The problem is that standardized tests, as currently designed and written, do not actually measure learning transfer and application but instead are based on the ability to remember and memorize. There is no accountability for the degree for deep learning.
Perhaps, if still operating with multiple-choice questions, s.t. could be based on short scenarios designed as “select the best solution for John Doe’s dilemma [the character in the scenario] or the next action John Doe should take or what is the next step in solving this equation and so on.
I am still dumbfounded that the government(s) keeps throwing $ at “solving” the problems, but after, at least, decades of increased funding for various initiatives, programs, raises, and otherwise, nothing has improved or changed for the better.
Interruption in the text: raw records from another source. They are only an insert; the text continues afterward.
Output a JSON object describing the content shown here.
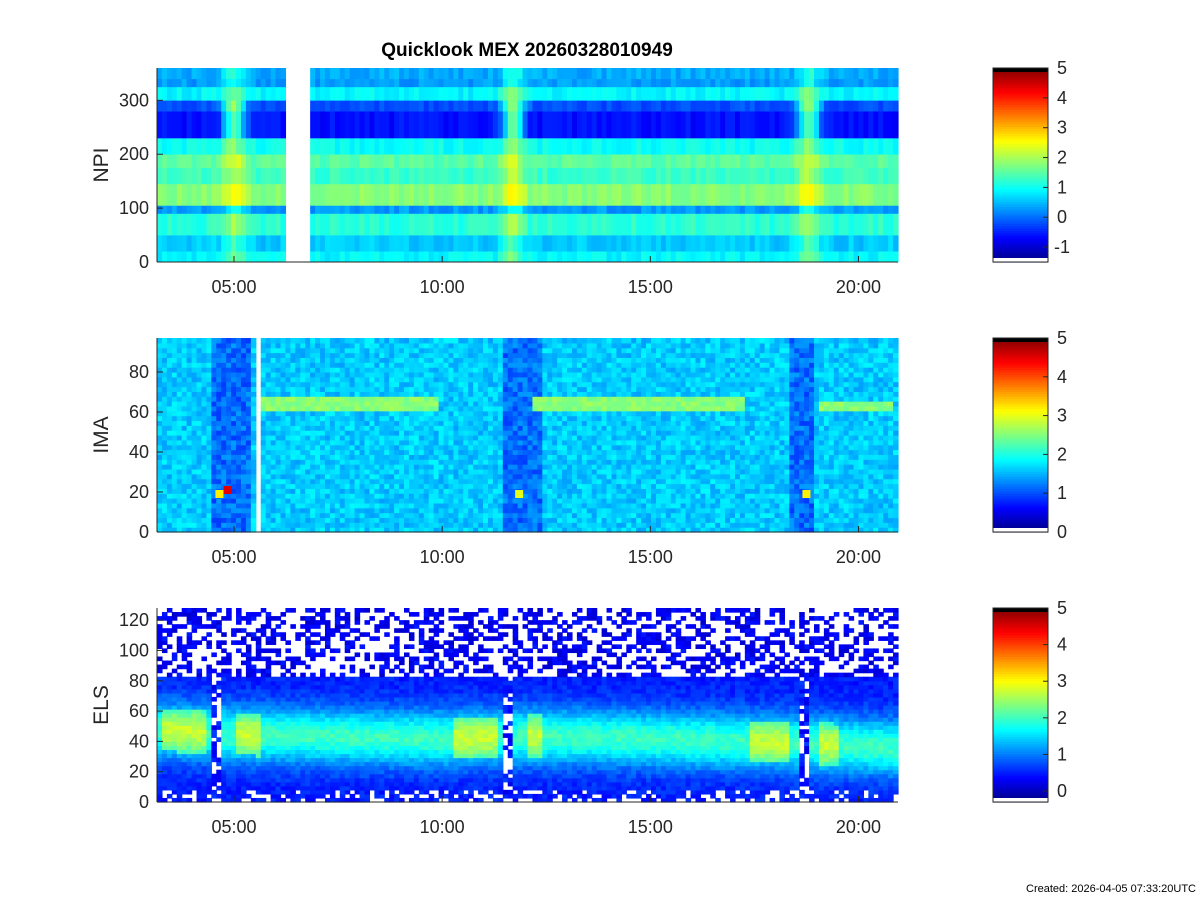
{
  "figure_title": "Quicklook MEX 20260328010949",
  "footer": "Created: 2026-04-05 07:33:20UTC",
  "chart_data": [
    {
      "type": "heatmap",
      "ylabel": "NPI",
      "x_tick_labels": [
        "05:00",
        "10:00",
        "15:00",
        "20:00"
      ],
      "x_tick_hours": [
        5,
        10,
        15,
        20
      ],
      "xlim_hours": [
        3.15,
        20.95
      ],
      "ylim": [
        0,
        360
      ],
      "y_ticks": [
        0,
        100,
        200,
        300
      ],
      "colorbar": {
        "range": [
          -1.5,
          5
        ],
        "ticks": [
          -1,
          0,
          1,
          2,
          3,
          4,
          5
        ]
      },
      "data_gaps_hours": [
        [
          6.25,
          6.8
        ]
      ],
      "bands": [
        {
          "y": [
            0,
            20
          ],
          "level": 0.9
        },
        {
          "y": [
            20,
            50
          ],
          "level": 0.6
        },
        {
          "y": [
            50,
            90
          ],
          "level": 1.2
        },
        {
          "y": [
            90,
            105
          ],
          "level": 0.3
        },
        {
          "y": [
            105,
            145
          ],
          "level": 1.8
        },
        {
          "y": [
            145,
            175
          ],
          "level": 1.3
        },
        {
          "y": [
            175,
            200
          ],
          "level": 1.5
        },
        {
          "y": [
            200,
            230
          ],
          "level": 1.0
        },
        {
          "y": [
            230,
            280
          ],
          "level": -0.6
        },
        {
          "y": [
            280,
            300
          ],
          "level": -0.2
        },
        {
          "y": [
            300,
            325
          ],
          "level": 0.9
        },
        {
          "y": [
            325,
            340
          ],
          "level": 0.3
        },
        {
          "y": [
            340,
            360
          ],
          "level": 0.4
        }
      ],
      "events_hours": [
        5.0,
        11.7,
        18.8
      ]
    },
    {
      "type": "heatmap",
      "ylabel": "IMA",
      "x_tick_labels": [
        "05:00",
        "10:00",
        "15:00",
        "20:00"
      ],
      "x_tick_hours": [
        5,
        10,
        15,
        20
      ],
      "xlim_hours": [
        3.15,
        20.95
      ],
      "ylim": [
        0,
        97
      ],
      "y_ticks": [
        0,
        20,
        40,
        60,
        80
      ],
      "colorbar": {
        "range": [
          0,
          5
        ],
        "ticks": [
          0,
          1,
          2,
          3,
          4,
          5
        ]
      },
      "data_gaps_hours": [
        [
          4.4,
          4.5
        ],
        [
          5.5,
          5.6
        ]
      ],
      "ion_line_segments": [
        {
          "hours": [
            5.6,
            9.9
          ],
          "y": [
            62,
            68
          ]
        },
        {
          "hours": [
            12.2,
            17.3
          ],
          "y": [
            62,
            68
          ]
        },
        {
          "hours": [
            19.0,
            20.8
          ],
          "y": [
            62,
            64
          ]
        }
      ],
      "dense_regions_hours": [
        [
          4.4,
          5.4
        ],
        [
          11.4,
          12.4
        ],
        [
          18.3,
          18.9
        ]
      ],
      "hot_spots": [
        {
          "hour": 4.85,
          "y": 21,
          "level": 4.5
        },
        {
          "hour": 4.65,
          "y": 19,
          "level": 3.2
        },
        {
          "hour": 11.85,
          "y": 19,
          "level": 3.0
        },
        {
          "hour": 18.75,
          "y": 19,
          "level": 3.2
        }
      ]
    },
    {
      "type": "heatmap",
      "ylabel": "ELS",
      "x_tick_labels": [
        "05:00",
        "10:00",
        "15:00",
        "20:00"
      ],
      "x_tick_hours": [
        5,
        10,
        15,
        20
      ],
      "xlim_hours": [
        3.15,
        20.95
      ],
      "ylim": [
        0,
        128
      ],
      "y_ticks": [
        0,
        20,
        40,
        60,
        80,
        100,
        120
      ],
      "colorbar": {
        "range": [
          -0.3,
          5
        ],
        "ticks": [
          0,
          1,
          2,
          3,
          4,
          5
        ]
      },
      "core_center": [
        {
          "hour": 3.2,
          "y": 48
        },
        {
          "hour": 5.0,
          "y": 45
        },
        {
          "hour": 10.0,
          "y": 42
        },
        {
          "hour": 12.0,
          "y": 44
        },
        {
          "hour": 18.0,
          "y": 40
        },
        {
          "hour": 20.9,
          "y": 36
        }
      ],
      "dropouts_hours": [
        [
          4.5,
          4.75
        ],
        [
          11.5,
          11.7
        ],
        [
          18.6,
          18.8
        ]
      ],
      "hot_regions_hours": [
        [
          3.3,
          4.3
        ],
        [
          5.1,
          5.6
        ],
        [
          10.3,
          11.3
        ],
        [
          12.0,
          12.4
        ],
        [
          17.4,
          18.3
        ],
        [
          19.1,
          19.5
        ]
      ]
    }
  ]
}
On another note, I live in TX (actually I am a native Texan), and anyone with a bachelor’s degree can teach. All one needs to do is take some online courses, complete a student teaching apprenticeship, and pass the certification test.
Yet this initiative, in general, does not attract individuals “originally” interested in teaching: most seem to either hate their current corporate jobs, so they switch to teaching and/or they are stuck in lower-paying job and want more income. Actually there is a 3rd group: those want government benefits (insurance, retirement, stability, etc.).
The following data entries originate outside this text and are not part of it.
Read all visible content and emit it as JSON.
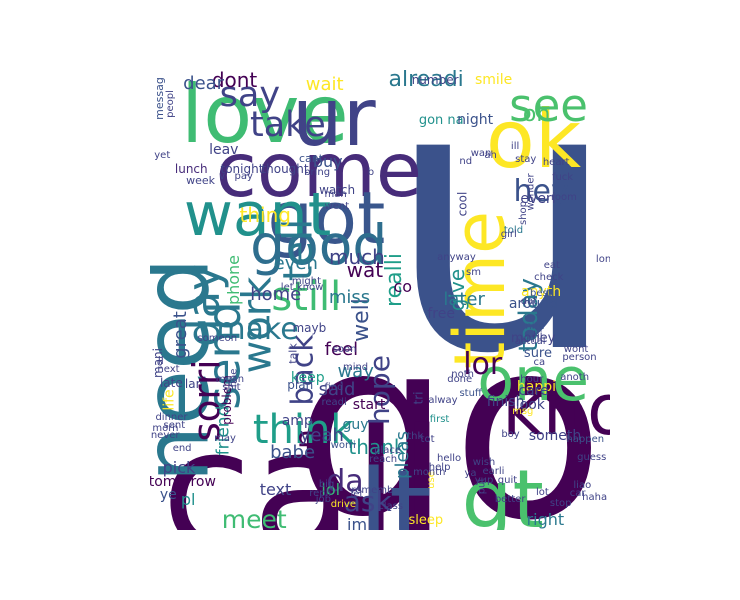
{
  "cloud": {
    "words": [
      {
        "text": "u",
        "color": "#3b528b"
      },
      {
        "text": "go",
        "color": "#440154"
      },
      {
        "text": "call",
        "color": "#440154"
      },
      {
        "text": "love",
        "color": "#3fbc73"
      },
      {
        "text": "ur",
        "color": "#404387"
      },
      {
        "text": "come",
        "color": "#472c7a"
      },
      {
        "text": "got",
        "color": "#39568c"
      },
      {
        "text": "want",
        "color": "#21918c"
      },
      {
        "text": "ok",
        "color": "#fde725"
      },
      {
        "text": "time",
        "color": "#fde725"
      },
      {
        "text": "lt",
        "color": "#3b528b"
      },
      {
        "text": "gt",
        "color": "#4ac16d"
      },
      {
        "text": "know",
        "color": "#440154"
      },
      {
        "text": "need",
        "color": "#2a788e"
      },
      {
        "text": "one",
        "color": "#4ac16d"
      },
      {
        "text": "good",
        "color": "#2e6e8e"
      },
      {
        "text": "think",
        "color": "#1f9e89"
      },
      {
        "text": "say",
        "color": "#404387"
      },
      {
        "text": "see",
        "color": "#4ac16d"
      },
      {
        "text": "take",
        "color": "#404387"
      },
      {
        "text": "tell",
        "color": "#2a788e"
      },
      {
        "text": "work",
        "color": "#2a788e"
      },
      {
        "text": "still",
        "color": "#3fbc73"
      },
      {
        "text": "send",
        "color": "#2a788e"
      },
      {
        "text": "day",
        "color": "#2a788e"
      },
      {
        "text": "make",
        "color": "#2a788e"
      },
      {
        "text": "back",
        "color": "#404387"
      },
      {
        "text": "sorri",
        "color": "#440154"
      },
      {
        "text": "da",
        "color": "#472c7a"
      },
      {
        "text": "meet",
        "color": "#3fbc73"
      },
      {
        "text": "ask",
        "color": "#404387"
      },
      {
        "text": "n",
        "color": "#440154"
      },
      {
        "text": "today",
        "color": "#2a788e"
      },
      {
        "text": "hope",
        "color": "#404387"
      },
      {
        "text": "lor",
        "color": "#440154"
      },
      {
        "text": "oh",
        "color": "#4ac16d"
      },
      {
        "text": "hey",
        "color": "#3b528b"
      },
      {
        "text": "alreadi",
        "color": "#2a788e"
      },
      {
        "text": "dont",
        "color": "#440154"
      },
      {
        "text": "dear",
        "color": "#3b528b"
      },
      {
        "text": "wait",
        "color": "#fde725"
      },
      {
        "text": "thing",
        "color": "#fde725"
      },
      {
        "text": "much",
        "color": "#404387"
      },
      {
        "text": "even",
        "color": "#2a788e"
      },
      {
        "text": "realli",
        "color": "#1f9e89"
      },
      {
        "text": "well",
        "color": "#3b528b"
      },
      {
        "text": "give",
        "color": "#21918c"
      },
      {
        "text": "wat",
        "color": "#440154"
      },
      {
        "text": "later",
        "color": "#2a788e"
      },
      {
        "text": "home",
        "color": "#404387"
      },
      {
        "text": "miss",
        "color": "#2a788e"
      },
      {
        "text": "feel",
        "color": "#440154"
      },
      {
        "text": "way",
        "color": "#2a788e"
      },
      {
        "text": "said",
        "color": "#404387"
      },
      {
        "text": "yeah",
        "color": "#404387"
      },
      {
        "text": "great",
        "color": "#3b528b"
      },
      {
        "text": "friend",
        "color": "#21918c"
      },
      {
        "text": "lol",
        "color": "#35b779"
      },
      {
        "text": "text",
        "color": "#404387"
      },
      {
        "text": "babe",
        "color": "#3b528b"
      },
      {
        "text": "thank",
        "color": "#21918c"
      },
      {
        "text": "pleas",
        "color": "#2a788e"
      },
      {
        "text": "right",
        "color": "#2a788e"
      },
      {
        "text": "sleep",
        "color": "#fde725"
      },
      {
        "text": "im",
        "color": "#3b528b"
      },
      {
        "text": "phone",
        "color": "#3fbc73"
      },
      {
        "text": "pick",
        "color": "#404387"
      },
      {
        "text": "pl",
        "color": "#21918c"
      },
      {
        "text": "ye",
        "color": "#3b528b"
      },
      {
        "text": "tomorrow",
        "color": "#440154"
      },
      {
        "text": "gon na",
        "color": "#21918c"
      },
      {
        "text": "night",
        "color": "#3b528b"
      },
      {
        "text": "number",
        "color": "#404387"
      },
      {
        "text": "smile",
        "color": "#fde725"
      },
      {
        "text": "buy",
        "color": "#3b528b"
      },
      {
        "text": "leav",
        "color": "#404387"
      },
      {
        "text": "lunch",
        "color": "#472c7a"
      },
      {
        "text": "tonight",
        "color": "#404387"
      },
      {
        "text": "thought",
        "color": "#404387"
      },
      {
        "text": "cant",
        "color": "#3b528b"
      },
      {
        "text": "watch",
        "color": "#404387"
      },
      {
        "text": "messag",
        "color": "#3b528b"
      },
      {
        "text": "week",
        "color": "#404387"
      },
      {
        "text": "free",
        "color": "#404387"
      },
      {
        "text": "around",
        "color": "#3b528b"
      },
      {
        "text": "anyth",
        "color": "#fde725"
      },
      {
        "text": "money",
        "color": "#404387"
      },
      {
        "text": "sure",
        "color": "#3b528b"
      },
      {
        "text": "happi",
        "color": "#fde725"
      },
      {
        "text": "finish",
        "color": "#404387"
      },
      {
        "text": "look",
        "color": "#404387"
      },
      {
        "text": "someth",
        "color": "#404387"
      },
      {
        "text": "guy",
        "color": "#2a788e"
      },
      {
        "text": "keep",
        "color": "#1f9e89"
      },
      {
        "text": "amp",
        "color": "#404387"
      },
      {
        "text": "plan",
        "color": "#3b528b"
      },
      {
        "text": "life",
        "color": "#fde725"
      },
      {
        "text": "start",
        "color": "#440154"
      },
      {
        "text": "co",
        "color": "#440154"
      },
      {
        "text": "tri",
        "color": "#404387"
      },
      {
        "text": "alway",
        "color": "#404387"
      },
      {
        "text": "stuff",
        "color": "#3b528b"
      },
      {
        "text": "first",
        "color": "#21918c"
      },
      {
        "text": "place",
        "color": "#404387"
      },
      {
        "text": "worri",
        "color": "#3b528b"
      },
      {
        "text": "talk",
        "color": "#404387"
      },
      {
        "text": "mayb",
        "color": "#404387"
      },
      {
        "text": "readi",
        "color": "#404387"
      },
      {
        "text": "problem",
        "color": "#440154"
      },
      {
        "text": "mani",
        "color": "#404387"
      },
      {
        "text": "next",
        "color": "#404387"
      },
      {
        "text": "late",
        "color": "#404387"
      },
      {
        "text": "lar",
        "color": "#404387"
      },
      {
        "text": "ll",
        "color": "#404387"
      },
      {
        "text": "dat",
        "color": "#404387"
      },
      {
        "text": "hi",
        "color": "#404387"
      },
      {
        "text": "nite",
        "color": "#3b528b"
      },
      {
        "text": "best",
        "color": "#3b528b"
      },
      {
        "text": "check",
        "color": "#404387"
      },
      {
        "text": "eat",
        "color": "#404387"
      },
      {
        "text": "long",
        "color": "#404387"
      },
      {
        "text": "wonder",
        "color": "#404387"
      },
      {
        "text": "room",
        "color": "#404387"
      },
      {
        "text": "stay",
        "color": "#404387"
      },
      {
        "text": "heart",
        "color": "#404387"
      },
      {
        "text": "cool",
        "color": "#404387"
      },
      {
        "text": "told",
        "color": "#2a788e"
      },
      {
        "text": "everi",
        "color": "#404387"
      },
      {
        "text": "ca",
        "color": "#404387"
      },
      {
        "text": "hour",
        "color": "#404387"
      },
      {
        "text": "care",
        "color": "#404387"
      },
      {
        "text": "msg",
        "color": "#fde725"
      },
      {
        "text": "boy",
        "color": "#404387"
      },
      {
        "text": "happen",
        "color": "#3b528b"
      },
      {
        "text": "guess",
        "color": "#404387"
      },
      {
        "text": "haha",
        "color": "#404387"
      },
      {
        "text": "liao",
        "color": "#404387"
      },
      {
        "text": "car",
        "color": "#404387"
      },
      {
        "text": "stop",
        "color": "#404387"
      },
      {
        "text": "lot",
        "color": "#404387"
      },
      {
        "text": "better",
        "color": "#404387"
      },
      {
        "text": "quit",
        "color": "#404387"
      },
      {
        "text": "wish",
        "color": "#404387"
      },
      {
        "text": "earli",
        "color": "#404387"
      },
      {
        "text": "ya",
        "color": "#404387"
      },
      {
        "text": "yup",
        "color": "#404387"
      },
      {
        "text": "put",
        "color": "#404387"
      },
      {
        "text": "use",
        "color": "#fde725"
      },
      {
        "text": "hello",
        "color": "#404387"
      },
      {
        "text": "help",
        "color": "#404387"
      },
      {
        "text": "month",
        "color": "#404387"
      },
      {
        "text": "rememb",
        "color": "#404387"
      },
      {
        "text": "class",
        "color": "#404387"
      },
      {
        "text": "let",
        "color": "#404387"
      },
      {
        "text": "big",
        "color": "#404387"
      },
      {
        "text": "job",
        "color": "#404387"
      },
      {
        "text": "repli",
        "color": "#404387"
      },
      {
        "text": "drive",
        "color": "#fde725"
      },
      {
        "text": "reach",
        "color": "#404387"
      },
      {
        "text": "dinner",
        "color": "#404387"
      },
      {
        "text": "sent",
        "color": "#404387"
      },
      {
        "text": "morn",
        "color": "#404387"
      },
      {
        "text": "never",
        "color": "#404387"
      },
      {
        "text": "may",
        "color": "#404387"
      },
      {
        "text": "end",
        "color": "#404387"
      },
      {
        "text": "fine",
        "color": "#404387"
      },
      {
        "text": "mean",
        "color": "#404387"
      },
      {
        "text": "shit",
        "color": "#404387"
      },
      {
        "text": "find",
        "color": "#404387"
      },
      {
        "text": "tot",
        "color": "#404387"
      },
      {
        "text": "thk",
        "color": "#404387"
      },
      {
        "text": "done",
        "color": "#404387"
      },
      {
        "text": "noth",
        "color": "#404387"
      },
      {
        "text": "soon",
        "color": "#404387"
      },
      {
        "text": "mind",
        "color": "#404387"
      },
      {
        "text": "someon",
        "color": "#404387"
      },
      {
        "text": "let know",
        "color": "#404387"
      },
      {
        "text": "might",
        "color": "#404387"
      },
      {
        "text": "went",
        "color": "#404387"
      },
      {
        "text": "man",
        "color": "#404387"
      },
      {
        "text": "bring",
        "color": "#404387"
      },
      {
        "text": "b",
        "color": "#404387"
      },
      {
        "text": "v",
        "color": "#404387"
      },
      {
        "text": "pay",
        "color": "#404387"
      },
      {
        "text": "yet",
        "color": "#404387"
      },
      {
        "text": "peopl",
        "color": "#404387"
      },
      {
        "text": "actual",
        "color": "#404387"
      },
      {
        "text": "person",
        "color": "#404387"
      },
      {
        "text": "wont",
        "color": "#404387"
      },
      {
        "text": "anoth",
        "color": "#404387"
      },
      {
        "text": "fuck",
        "color": "#404387"
      },
      {
        "text": "shop",
        "color": "#404387"
      },
      {
        "text": "anyway",
        "color": "#404387"
      },
      {
        "text": "girl",
        "color": "#404387"
      },
      {
        "text": "sm",
        "color": "#404387"
      },
      {
        "text": "ah",
        "color": "#404387"
      },
      {
        "text": "nd",
        "color": "#404387"
      },
      {
        "text": "wan",
        "color": "#404387"
      },
      {
        "text": "ill",
        "color": "#404387"
      }
    ]
  }
}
Disclaimer: I present the following example only because it is serves an illustrative purpose…it does not serve as a or the basis on which I came to my opinions as outlined here.
So here we go!
My best friend and her husband each have a bachelor’s degree, one in public relations and one in political science. They both detested the respective fields and the overall corporate environment, so they completed the necessary steps to become certified and both obviously became teachers.
The wife loves it (but husband quit after 2 yrs.).
Clark says
Kelly, interesting story. I’ll add one issue; I suspect that the ‘powers that be’ aren’t actually much interested in creating independent thinkers, but instead want good little corporate cogs. When we truly recognize that the future of society will come from our best-educated youth, and that it happens not with the tests you rightly point out are designed to test memorization, we may create more important curricula, pedagogy, and assessment. At least that’s my hope.
Dave says
You’re not wrong about wanting “good corporate cogs”. Just look at the ways that companies have diminished training, and then turned around and groused because they couldn’t find employees who were ready-made to work for them. Of course, they rarely found ready-made employees, they just stopped wanting to train new hires, so this whole propaganda discussion about the skills gap opens and ultimately the burden got pushed to schools.